Ist die integrative Schule noch zu retten?

Ist die integrative Schule noch zu retten?

Die integrative Schule ist unter anhaltenden politischen und gesellschaftlichen Druck geraten. Der Ruf nach Abschaffung der «Schule für alle» ist in einigen Kantonen zunehmend lauter zu vernehmen. Hans-Peter Kohler (FDP), Vorsteher der Direktion «Bildung und Soziales» in Köniz, äussert sich im Gespräch zur herausfordernden Entwicklung der integrativen Schule.
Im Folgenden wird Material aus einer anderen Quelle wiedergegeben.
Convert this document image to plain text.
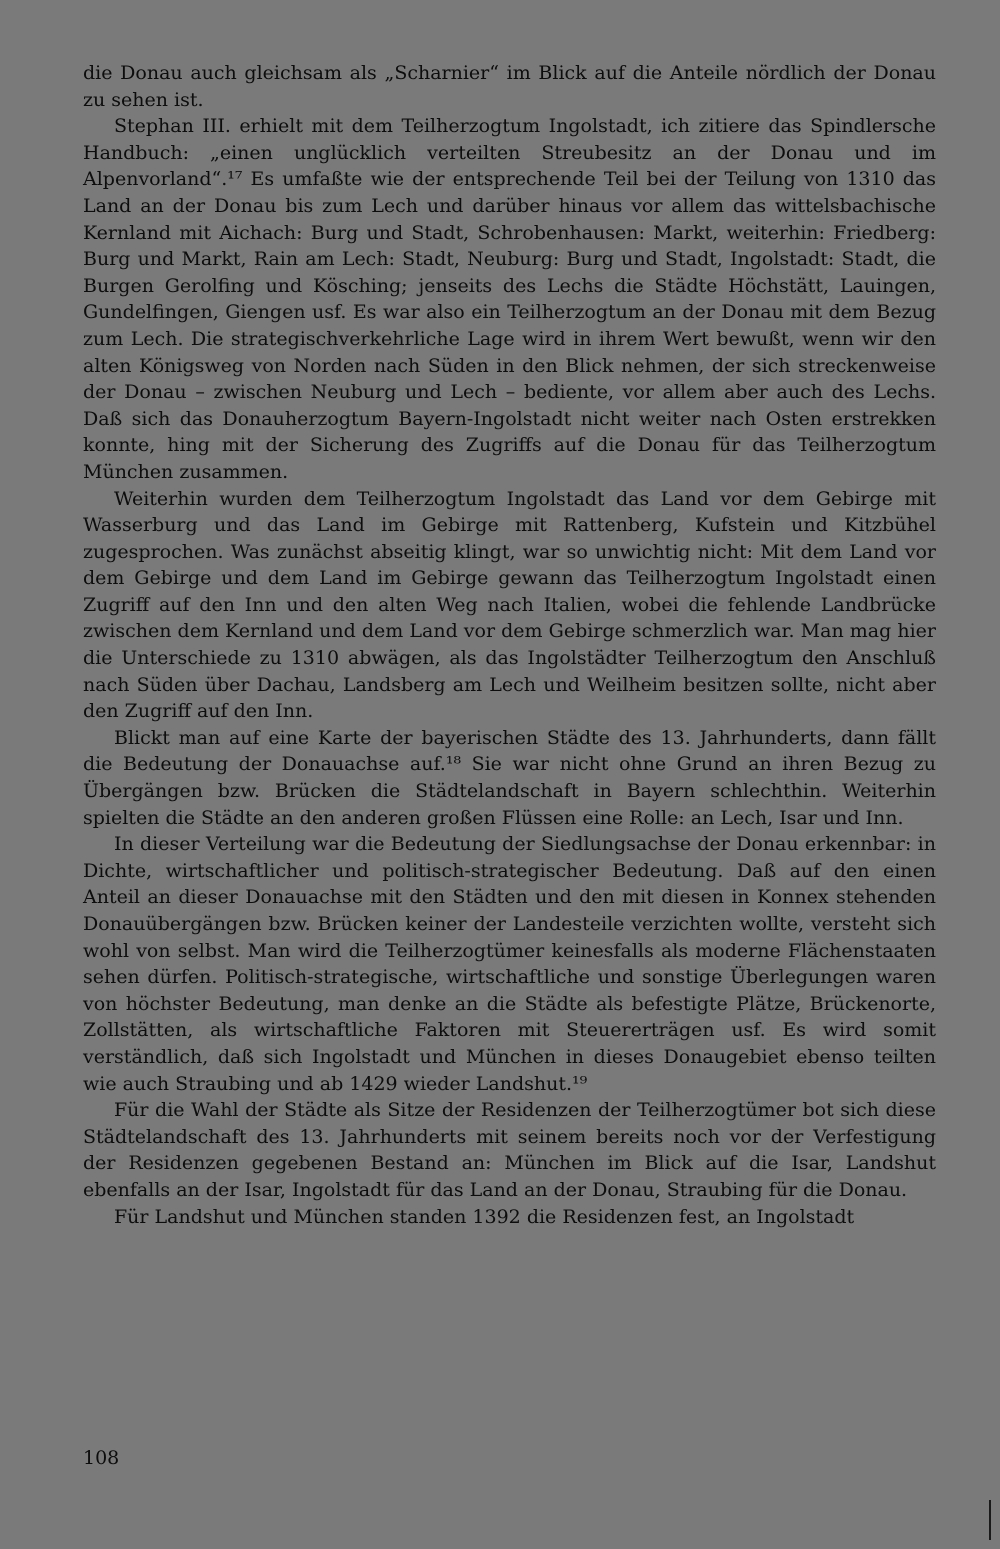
die Donau auch gleichsam als „Scharnier“ im Blick auf die Anteile nördlich der Donau zu sehen ist.

Stephan III. erhielt mit dem Teilherzogtum Ingolstadt, ich zitiere das Spindlersche Handbuch: „einen unglücklich verteilten Streubesitz an der Donau und im Alpenvorland“.¹⁷ Es umfaßte wie der entsprechende Teil bei der Teilung von 1310 das Land an der Donau bis zum Lech und darüber hinaus vor allem das wittelsbachische Kernland mit Aichach: Burg und Stadt, Schrobenhausen: Markt, weiterhin: Friedberg: Burg und Markt, Rain am Lech: Stadt, Neuburg: Burg und Stadt, Ingolstadt: Stadt, die Burgen Gerolfing und Kösching; jenseits des Lechs die Städte Höchstätt, Lauingen, Gundelfingen, Giengen usf. Es war also ein Teilherzogtum an der Donau mit dem Bezug zum Lech. Die strategischverkehrliche Lage wird in ihrem Wert bewußt, wenn wir den alten Königsweg von Norden nach Süden in den Blick nehmen, der sich streckenweise der Donau – zwischen Neuburg und Lech – bediente, vor allem aber auch des Lechs. Daß sich das Donauherzogtum Bayern-Ingolstadt nicht weiter nach Osten erstrekken konnte, hing mit der Sicherung des Zugriffs auf die Donau für das Teilherzogtum München zusammen.

Weiterhin wurden dem Teilherzogtum Ingolstadt das Land vor dem Gebirge mit Wasserburg und das Land im Gebirge mit Rattenberg, Kufstein und Kitzbühel zugesprochen. Was zunächst abseitig klingt, war so unwichtig nicht: Mit dem Land vor dem Gebirge und dem Land im Gebirge gewann das Teilherzogtum Ingolstadt einen Zugriff auf den Inn und den alten Weg nach Italien, wobei die fehlende Landbrücke zwischen dem Kernland und dem Land vor dem Gebirge schmerzlich war. Man mag hier die Unterschiede zu 1310 abwägen, als das Ingolstädter Teilherzogtum den Anschluß nach Süden über Dachau, Landsberg am Lech und Weilheim besitzen sollte, nicht aber den Zugriff auf den Inn.

Blickt man auf eine Karte der bayerischen Städte des 13. Jahrhunderts, dann fällt die Bedeutung der Donauachse auf.¹⁸ Sie war nicht ohne Grund an ihren Bezug zu Übergängen bzw. Brücken die Städtelandschaft in Bayern schlechthin. Weiterhin spielten die Städte an den anderen großen Flüssen eine Rolle: an Lech, Isar und Inn.

In dieser Verteilung war die Bedeutung der Siedlungsachse der Donau erkennbar: in Dichte, wirtschaftlicher und politisch-strategischer Bedeutung. Daß auf den einen Anteil an dieser Donauachse mit den Städten und den mit diesen in Konnex stehenden Donauübergängen bzw. Brücken keiner der Landesteile verzichten wollte, versteht sich wohl von selbst. Man wird die Teilherzogtümer keinesfalls als moderne Flächenstaaten sehen dürfen. Politisch-strategische, wirtschaftliche und sonstige Überlegungen waren von höchster Bedeutung, man denke an die Städte als befestigte Plätze, Brückenorte, Zollstätten, als wirtschaftliche Faktoren mit Steuererträgen usf. Es wird somit verständlich, daß sich Ingolstadt und München in dieses Donaugebiet ebenso teilten wie auch Straubing und ab 1429 wieder Landshut.¹⁹

Für die Wahl der Städte als Sitze der Residenzen der Teilherzogtümer bot sich diese Städtelandschaft des 13. Jahrhunderts mit seinem bereits noch vor der Verfestigung der Residenzen gegebenen Bestand an: München im Blick auf die Isar, Landshut ebenfalls an der Isar, Ingolstadt für das Land an der Donau, Straubing für die Donau.

Für Landshut und München standen 1392 die Residenzen fest, an Ingolstadt

108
Derweil zeigt das Beispiel «Lerninsel» an der Schule Thierachern einen möglichen Lösungsansatz auf.

Das Dilemma ist bereits 2021 im Integrationsartikel des revidierten kantonalen Volksschulgesetzes VSG angelegt: «Schülerinnen und Schülern, deren schulische Ausbildung durch Störungen und Behinderungen erschwert wird, soll der Besuch der ordentlichen Bildungsgänge ermöglicht werden. Findet dieser Besuch statt, ist zu gewährleisten, dass die leistungsstarken Mitschülerinnen und Mitschüler bedarfsgerecht gefördert werden.» Doch in den letzten Jahren ist der integrativen Schule die geforderte Förderung leistungsstarker Schülerinnen und Schüler zunehmend abhandengekommen. Verursacher sind nicht die leistungsschwachen Schülerinnen und Schüler mit Sonderschulstatus, sondern in erster Linie verhaltensauffällige Kinder und Jugendliche, die einen ruhigen und konzentrierten Unterricht im Klassenzimmer notorisch stören oder gar verunmöglichen.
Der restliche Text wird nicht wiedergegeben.